Kisah Presiden Joko Widodo di Medan Perang Corona

DALAM perang melawan virus Corona, Presiden Indonesia Joko Widodo ibaratnya adalah salah satu raja atau pemimpin klan dalam drama fantasi Game of Thrones. Harus mengenyampingkan sisa emosi perebutan hegemoni antar klan saat harus berperang melawan ancaman terhadap semua, zombie White Walkers dari balik tebing es raksasa The Wall di utara. Dan sesungguhnya di dunia nyata yang bukan fantasi, saat ini bahaya virus Corona nyata sudah ada di ruang-ruang hidup kita, setelah pintu masuk negara kita –yang sempat terbuka lebar tak terjaga baik– terlewati. Melakukan transmisi lokal di tempat-tempat yang tak selalu bisa kita duga. Membawa kematian dan kesembuhan yang nyaris berbagi dua peluangnya.

Tentu saja panglima tertinggi dalam perang melawan bahaya ‘merah’ dari utara itu, tak bisa tidak adalah Presiden Joko Widodo. Akan tetapi terhadap sang ‘panglima tertinggi’, terlontar banyak kritik. Dianggap terlambat bertindak dan gagap, meski sang presiden sendiri mengatakan sejak mula sebenarnya sudah berkerja dalam senyap. Pohon paling tinggi, tentu paling banyak diterpa angin.
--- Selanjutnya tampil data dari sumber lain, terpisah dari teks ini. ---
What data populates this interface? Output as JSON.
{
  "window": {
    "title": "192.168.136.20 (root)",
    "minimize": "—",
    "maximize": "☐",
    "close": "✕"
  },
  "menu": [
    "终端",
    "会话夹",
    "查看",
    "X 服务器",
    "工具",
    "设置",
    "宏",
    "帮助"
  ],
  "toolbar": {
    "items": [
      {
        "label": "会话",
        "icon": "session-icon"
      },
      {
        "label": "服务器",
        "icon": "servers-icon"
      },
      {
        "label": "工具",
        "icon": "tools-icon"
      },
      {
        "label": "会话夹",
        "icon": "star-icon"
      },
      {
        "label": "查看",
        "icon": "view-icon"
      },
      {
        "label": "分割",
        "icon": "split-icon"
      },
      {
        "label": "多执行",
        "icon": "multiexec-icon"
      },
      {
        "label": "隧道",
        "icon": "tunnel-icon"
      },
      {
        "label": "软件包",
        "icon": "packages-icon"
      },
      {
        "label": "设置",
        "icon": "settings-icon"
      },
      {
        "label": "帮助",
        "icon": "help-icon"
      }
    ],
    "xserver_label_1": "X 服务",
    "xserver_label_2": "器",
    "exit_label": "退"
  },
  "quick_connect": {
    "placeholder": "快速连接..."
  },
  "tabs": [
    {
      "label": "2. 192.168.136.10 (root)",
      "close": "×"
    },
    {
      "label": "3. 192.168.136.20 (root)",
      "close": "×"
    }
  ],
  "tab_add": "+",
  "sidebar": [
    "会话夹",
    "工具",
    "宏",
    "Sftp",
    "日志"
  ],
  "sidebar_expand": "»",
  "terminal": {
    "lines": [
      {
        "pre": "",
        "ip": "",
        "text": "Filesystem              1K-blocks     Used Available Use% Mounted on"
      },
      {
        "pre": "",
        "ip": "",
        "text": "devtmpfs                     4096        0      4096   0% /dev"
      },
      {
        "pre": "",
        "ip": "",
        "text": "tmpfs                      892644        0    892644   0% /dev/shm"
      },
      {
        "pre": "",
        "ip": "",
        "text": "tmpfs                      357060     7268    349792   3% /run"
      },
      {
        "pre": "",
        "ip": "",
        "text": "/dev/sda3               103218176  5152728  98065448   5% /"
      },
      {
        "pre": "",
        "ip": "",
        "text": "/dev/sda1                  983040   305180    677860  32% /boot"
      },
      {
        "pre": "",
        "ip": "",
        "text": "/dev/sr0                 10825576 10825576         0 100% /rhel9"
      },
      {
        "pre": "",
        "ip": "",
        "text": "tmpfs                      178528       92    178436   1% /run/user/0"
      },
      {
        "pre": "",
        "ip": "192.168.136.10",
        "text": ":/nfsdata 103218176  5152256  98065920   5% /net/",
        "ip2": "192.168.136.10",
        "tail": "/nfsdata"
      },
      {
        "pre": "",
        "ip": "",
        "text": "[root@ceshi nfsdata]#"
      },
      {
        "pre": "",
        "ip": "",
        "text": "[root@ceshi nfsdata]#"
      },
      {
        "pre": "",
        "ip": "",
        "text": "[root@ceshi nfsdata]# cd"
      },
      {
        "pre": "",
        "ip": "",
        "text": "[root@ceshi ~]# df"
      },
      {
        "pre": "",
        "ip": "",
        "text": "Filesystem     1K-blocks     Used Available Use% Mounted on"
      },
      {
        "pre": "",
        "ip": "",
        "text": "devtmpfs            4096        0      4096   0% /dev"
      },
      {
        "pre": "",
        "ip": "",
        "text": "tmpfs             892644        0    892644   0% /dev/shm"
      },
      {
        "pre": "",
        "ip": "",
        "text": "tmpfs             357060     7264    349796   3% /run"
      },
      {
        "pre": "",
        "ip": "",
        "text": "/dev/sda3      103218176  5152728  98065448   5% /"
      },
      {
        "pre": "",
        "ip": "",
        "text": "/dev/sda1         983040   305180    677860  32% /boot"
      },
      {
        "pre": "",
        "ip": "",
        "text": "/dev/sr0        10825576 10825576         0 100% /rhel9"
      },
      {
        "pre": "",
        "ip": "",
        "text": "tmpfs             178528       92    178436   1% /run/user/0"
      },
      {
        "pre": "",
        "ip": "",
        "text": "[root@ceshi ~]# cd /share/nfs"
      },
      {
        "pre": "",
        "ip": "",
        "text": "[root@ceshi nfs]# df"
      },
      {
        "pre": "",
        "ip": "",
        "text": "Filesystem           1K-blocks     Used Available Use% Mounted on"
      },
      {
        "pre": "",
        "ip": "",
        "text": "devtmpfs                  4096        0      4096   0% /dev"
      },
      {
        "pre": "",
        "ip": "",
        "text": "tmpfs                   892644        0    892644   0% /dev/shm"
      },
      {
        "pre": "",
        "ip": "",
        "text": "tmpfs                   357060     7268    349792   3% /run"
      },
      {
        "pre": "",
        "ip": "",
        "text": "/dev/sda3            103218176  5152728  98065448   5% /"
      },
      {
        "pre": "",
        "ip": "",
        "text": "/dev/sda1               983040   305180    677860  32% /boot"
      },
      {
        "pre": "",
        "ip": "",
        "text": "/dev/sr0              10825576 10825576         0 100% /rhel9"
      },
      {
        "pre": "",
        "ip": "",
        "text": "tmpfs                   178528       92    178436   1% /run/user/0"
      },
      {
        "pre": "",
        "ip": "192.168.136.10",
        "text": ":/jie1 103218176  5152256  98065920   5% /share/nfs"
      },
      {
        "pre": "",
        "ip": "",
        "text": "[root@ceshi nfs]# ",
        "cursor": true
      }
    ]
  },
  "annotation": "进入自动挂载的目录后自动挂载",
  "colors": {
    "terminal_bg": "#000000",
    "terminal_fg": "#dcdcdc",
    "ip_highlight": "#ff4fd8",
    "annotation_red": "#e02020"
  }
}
Gagap, seolah kehilangan kepemimpinan

Cendekiawan yang pernah menjadi rektor Universitas Islam Negeri, Syarif Hidayatullah, Tangerang Selatan, Azyumardi Azra, memberi gambaran bahwa pemerintahan Presiden Joko Widodo, gagap menghadapi wabah korona (Republika, Kamis 9 April 2020). ”Semula ketika mencermati perkembangan cepat wabah korona dari Wuhan, China daratan, yang kemudian segera menyebar ke Korea selatan sepanjang Januari-Februari, kalangan pejabat tinggi Indonesia mengeluarkan berbagai pernyataan yang bernada mengabaikan dan memandang enteng Covid-19.” Tak perlu “mengulangi berbagai pernyataan mengentengkan dan bernada takabur di sini.” Namun jelas bahwa sikap meremehkan itu “membuat Pemerintah Indonesia lalai mempersiapkan negara dan warganya menghadapi wabah korona. Indonesia kehilangan waktu dua bulan sebelum akhirnya Presiden Jokowi pada 2 Maret mengumumkan adanya dua warga Indonesia yang positif mengidap virus korona.”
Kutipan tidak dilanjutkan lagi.